Perrin hatte den Türriegel gehört, und bei ihrem Anblick, den Busen halb entblößt, spülte Zorn fast alles andere aus seinen Gedanken fort. Die Frau kam hierher, um vor seiner Frau mit ihm zu schäkern? Die Wut trieb ihn hoch, und er schlug die Hände mit einem Donnerkrachen zusammen. »Raus! Sofort! Raus, jetzt! Oder ich werde Euch so weit hinauswerfen, daß Ihr zweimal aufschlagt!«

Berelain erschrak bei seinem ersten Ton so sehr, daß sie ihre Last fallen ließ und mit geweiteten Augen einen Schritt zurücktrat, obwohl sie nicht ging. Beim letzten Wort erkannte Perrin, daß alle ihn ansahen. Dobraines Gesicht schien ungerührt, aber er roch vollkommen erstaunt Loials Ohren standen aufrecht, und sein Kinn ruhte auf seiner Brust.

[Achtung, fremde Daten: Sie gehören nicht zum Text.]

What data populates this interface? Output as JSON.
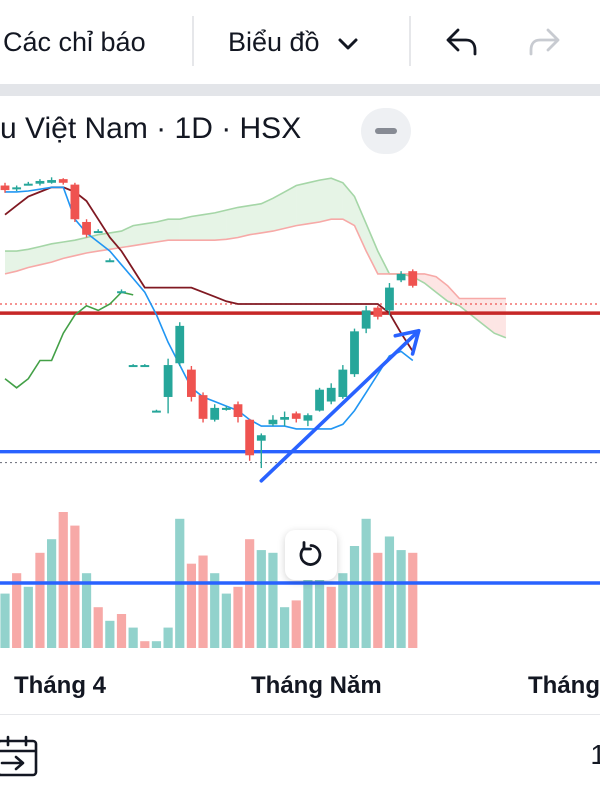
{
  "toolbar": {
    "indicators_label": "Các chỉ báo",
    "chart_type_label": "Biểu đồ"
  },
  "legend": {
    "title": "u Việt Nam · 1D · HSX"
  },
  "time_axis": {
    "label_april": "Tháng 4",
    "label_may": "Tháng Năm",
    "label_june": "Tháng"
  },
  "bottom_bar": {
    "right_text": "1"
  },
  "colors": {
    "up": "#26a69a",
    "down": "#ef5350",
    "conversion_line": "#2196f3",
    "base_line": "#801922",
    "lagging_span": "#43a047",
    "span_a": "#a5d6a7",
    "span_b": "#f7a9a7",
    "support_line": "#2962ff",
    "resistance_line": "#c62828",
    "trend_arrow": "#2962ff"
  },
  "chart_data": {
    "type": "candlestick",
    "interval": "1D",
    "title": "",
    "xlabel": "",
    "ylabel": "",
    "ylim": [
      7.25,
      11.2
    ],
    "x_tick_labels": [
      "Tháng 4",
      "Tháng Năm",
      "Tháng"
    ],
    "candles": [
      {
        "o": 10.92,
        "h": 10.95,
        "l": 10.84,
        "c": 10.87
      },
      {
        "o": 10.88,
        "h": 10.92,
        "l": 10.86,
        "c": 10.9
      },
      {
        "o": 10.92,
        "h": 10.96,
        "l": 10.92,
        "c": 10.94
      },
      {
        "o": 10.94,
        "h": 10.99,
        "l": 10.92,
        "c": 10.97
      },
      {
        "o": 10.95,
        "h": 11.01,
        "l": 10.94,
        "c": 10.98
      },
      {
        "o": 10.99,
        "h": 11.0,
        "l": 10.93,
        "c": 10.95
      },
      {
        "o": 10.93,
        "h": 10.95,
        "l": 10.52,
        "c": 10.55
      },
      {
        "o": 10.52,
        "h": 10.55,
        "l": 10.35,
        "c": 10.38
      },
      {
        "o": 10.42,
        "h": 10.44,
        "l": 10.4,
        "c": 10.42
      },
      {
        "o": 10.1,
        "h": 10.12,
        "l": 10.08,
        "c": 10.1
      },
      {
        "o": 9.76,
        "h": 9.78,
        "l": 9.74,
        "c": 9.76
      },
      {
        "o": 8.95,
        "h": 8.96,
        "l": 8.94,
        "c": 8.95
      },
      {
        "o": 8.95,
        "h": 8.96,
        "l": 8.94,
        "c": 8.95
      },
      {
        "o": 8.45,
        "h": 8.46,
        "l": 8.44,
        "c": 8.45
      },
      {
        "o": 8.6,
        "h": 9.02,
        "l": 8.42,
        "c": 8.95
      },
      {
        "o": 8.97,
        "h": 9.42,
        "l": 8.94,
        "c": 9.38
      },
      {
        "o": 8.9,
        "h": 8.94,
        "l": 8.55,
        "c": 8.6
      },
      {
        "o": 8.62,
        "h": 8.65,
        "l": 8.32,
        "c": 8.36
      },
      {
        "o": 8.35,
        "h": 8.52,
        "l": 8.33,
        "c": 8.48
      },
      {
        "o": 8.48,
        "h": 8.5,
        "l": 8.45,
        "c": 8.48
      },
      {
        "o": 8.52,
        "h": 8.55,
        "l": 8.32,
        "c": 8.38
      },
      {
        "o": 8.35,
        "h": 8.36,
        "l": 7.9,
        "c": 7.96
      },
      {
        "o": 8.12,
        "h": 8.2,
        "l": 7.82,
        "c": 8.18
      },
      {
        "o": 8.3,
        "h": 8.4,
        "l": 8.28,
        "c": 8.35
      },
      {
        "o": 8.35,
        "h": 8.44,
        "l": 8.28,
        "c": 8.38
      },
      {
        "o": 8.42,
        "h": 8.44,
        "l": 8.32,
        "c": 8.36
      },
      {
        "o": 8.34,
        "h": 8.42,
        "l": 8.28,
        "c": 8.4
      },
      {
        "o": 8.45,
        "h": 8.7,
        "l": 8.44,
        "c": 8.68
      },
      {
        "o": 8.55,
        "h": 8.75,
        "l": 8.52,
        "c": 8.7
      },
      {
        "o": 8.6,
        "h": 8.95,
        "l": 8.58,
        "c": 8.9
      },
      {
        "o": 8.85,
        "h": 9.35,
        "l": 8.82,
        "c": 9.32
      },
      {
        "o": 9.35,
        "h": 9.6,
        "l": 9.3,
        "c": 9.55
      },
      {
        "o": 9.58,
        "h": 9.6,
        "l": 9.45,
        "c": 9.48
      },
      {
        "o": 9.55,
        "h": 9.85,
        "l": 9.5,
        "c": 9.8
      },
      {
        "o": 9.88,
        "h": 9.98,
        "l": 9.86,
        "c": 9.95
      },
      {
        "o": 9.98,
        "h": 10.0,
        "l": 9.8,
        "c": 9.82
      }
    ],
    "volume": [
      {
        "v": 0.4,
        "up": true
      },
      {
        "v": 0.55,
        "up": false
      },
      {
        "v": 0.45,
        "up": true
      },
      {
        "v": 0.7,
        "up": false
      },
      {
        "v": 0.8,
        "up": true
      },
      {
        "v": 1.0,
        "up": false
      },
      {
        "v": 0.9,
        "up": false
      },
      {
        "v": 0.55,
        "up": true
      },
      {
        "v": 0.3,
        "up": false
      },
      {
        "v": 0.2,
        "up": true
      },
      {
        "v": 0.25,
        "up": false
      },
      {
        "v": 0.15,
        "up": true
      },
      {
        "v": 0.05,
        "up": false
      },
      {
        "v": 0.05,
        "up": true
      },
      {
        "v": 0.15,
        "up": true
      },
      {
        "v": 0.95,
        "up": true
      },
      {
        "v": 0.62,
        "up": false
      },
      {
        "v": 0.68,
        "up": false
      },
      {
        "v": 0.55,
        "up": true
      },
      {
        "v": 0.4,
        "up": true
      },
      {
        "v": 0.45,
        "up": false
      },
      {
        "v": 0.8,
        "up": false
      },
      {
        "v": 0.72,
        "up": true
      },
      {
        "v": 0.7,
        "up": true
      },
      {
        "v": 0.3,
        "up": true
      },
      {
        "v": 0.35,
        "up": false
      },
      {
        "v": 0.55,
        "up": true
      },
      {
        "v": 0.75,
        "up": true
      },
      {
        "v": 0.45,
        "up": false
      },
      {
        "v": 0.55,
        "up": true
      },
      {
        "v": 0.75,
        "up": true
      },
      {
        "v": 0.95,
        "up": true
      },
      {
        "v": 0.7,
        "up": false
      },
      {
        "v": 0.82,
        "up": true
      },
      {
        "v": 0.72,
        "up": true
      },
      {
        "v": 0.7,
        "up": false
      }
    ],
    "ichimoku": {
      "conversion_line": [
        10.85,
        10.85,
        10.86,
        10.88,
        10.9,
        10.9,
        10.55,
        10.4,
        10.3,
        10.2,
        10.05,
        9.9,
        9.75,
        9.5,
        9.2,
        8.95,
        8.7,
        8.6,
        8.55,
        8.5,
        8.45,
        8.35,
        8.28,
        8.28,
        8.28,
        8.25,
        8.25,
        8.25,
        8.25,
        8.3,
        8.45,
        8.65,
        8.85,
        9.05,
        9.1,
        9.0
      ],
      "base_line": [
        10.6,
        10.7,
        10.8,
        10.85,
        10.9,
        10.9,
        10.85,
        10.75,
        10.55,
        10.35,
        10.2,
        10.0,
        9.8,
        9.8,
        9.8,
        9.8,
        9.8,
        9.75,
        9.7,
        9.65,
        9.62,
        9.62,
        9.62,
        9.62,
        9.62,
        9.62,
        9.62,
        9.62,
        9.62,
        9.62,
        9.62,
        9.62,
        9.62,
        9.52,
        9.3,
        9.1
      ],
      "lagging_span": [
        8.8,
        8.7,
        8.8,
        9.0,
        9.0,
        9.3,
        9.5,
        9.6,
        9.55,
        9.62,
        9.75,
        9.72
      ],
      "lagging_start_index": 0,
      "span_a": [
        10.2,
        10.2,
        10.22,
        10.25,
        10.28,
        10.3,
        10.32,
        10.35,
        10.38,
        10.4,
        10.42,
        10.48,
        10.5,
        10.52,
        10.55,
        10.55,
        10.58,
        10.6,
        10.62,
        10.65,
        10.68,
        10.7,
        10.72,
        10.78,
        10.85,
        10.92,
        10.95,
        10.98,
        11.0,
        10.95,
        10.8,
        10.5,
        10.2,
        9.95,
        9.95,
        9.92,
        9.85,
        9.75,
        9.65,
        9.6,
        9.5,
        9.4,
        9.3,
        9.25
      ],
      "span_b": [
        9.95,
        9.98,
        10.02,
        10.05,
        10.08,
        10.12,
        10.15,
        10.18,
        10.2,
        10.22,
        10.24,
        10.26,
        10.28,
        10.3,
        10.32,
        10.32,
        10.32,
        10.32,
        10.32,
        10.33,
        10.35,
        10.38,
        10.4,
        10.42,
        10.45,
        10.48,
        10.5,
        10.52,
        10.55,
        10.55,
        10.48,
        10.2,
        9.95,
        9.95,
        9.95,
        9.95,
        9.95,
        9.92,
        9.82,
        9.68,
        9.68,
        9.68,
        9.68,
        9.68
      ]
    },
    "horizontal_lines": [
      {
        "kind": "support",
        "value": 8.0
      },
      {
        "kind": "support",
        "value": 7.5
      },
      {
        "kind": "resistance",
        "value": 9.52
      }
    ],
    "dotted_levels": [
      9.62,
      7.88
    ],
    "trend_arrow": {
      "from_index": 22,
      "from_value": 7.68,
      "to_index": 35,
      "to_value": 9.48
    }
  }
}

Und Faile, die jenes kühle Lächeln zeigte ... verstand Perrin überhaupt nicht. Er erwartete die Gewebe der Eifersucht, da Berelain hier im Raum stand, aber warum roch sie genauso stark nach Schmerz?

Plötzlich sah Perrin, was Berelain fallen gelassen hatte. Die Decke hatte sich geöffnet und Rands Schwert und Gürtel mit der Drachenschnalle freigegeben. Hätte Rand seinen Schwertgurt zurückgelassen? Perrin durchdachte Dinge gerne gründlich. Wenn man eilig handelte, konnte man unwillentlich Menschen verletzen. Aber dieses Schwert auf dem Boden wirkte wie ein Blitz. Eile war bei Schmiedearbeiten töricht, denn dann wurden sie ungenau, aber Perrins Nackenhaare stellten sich auf, und ein Grollen drang tief aus seiner Kehle.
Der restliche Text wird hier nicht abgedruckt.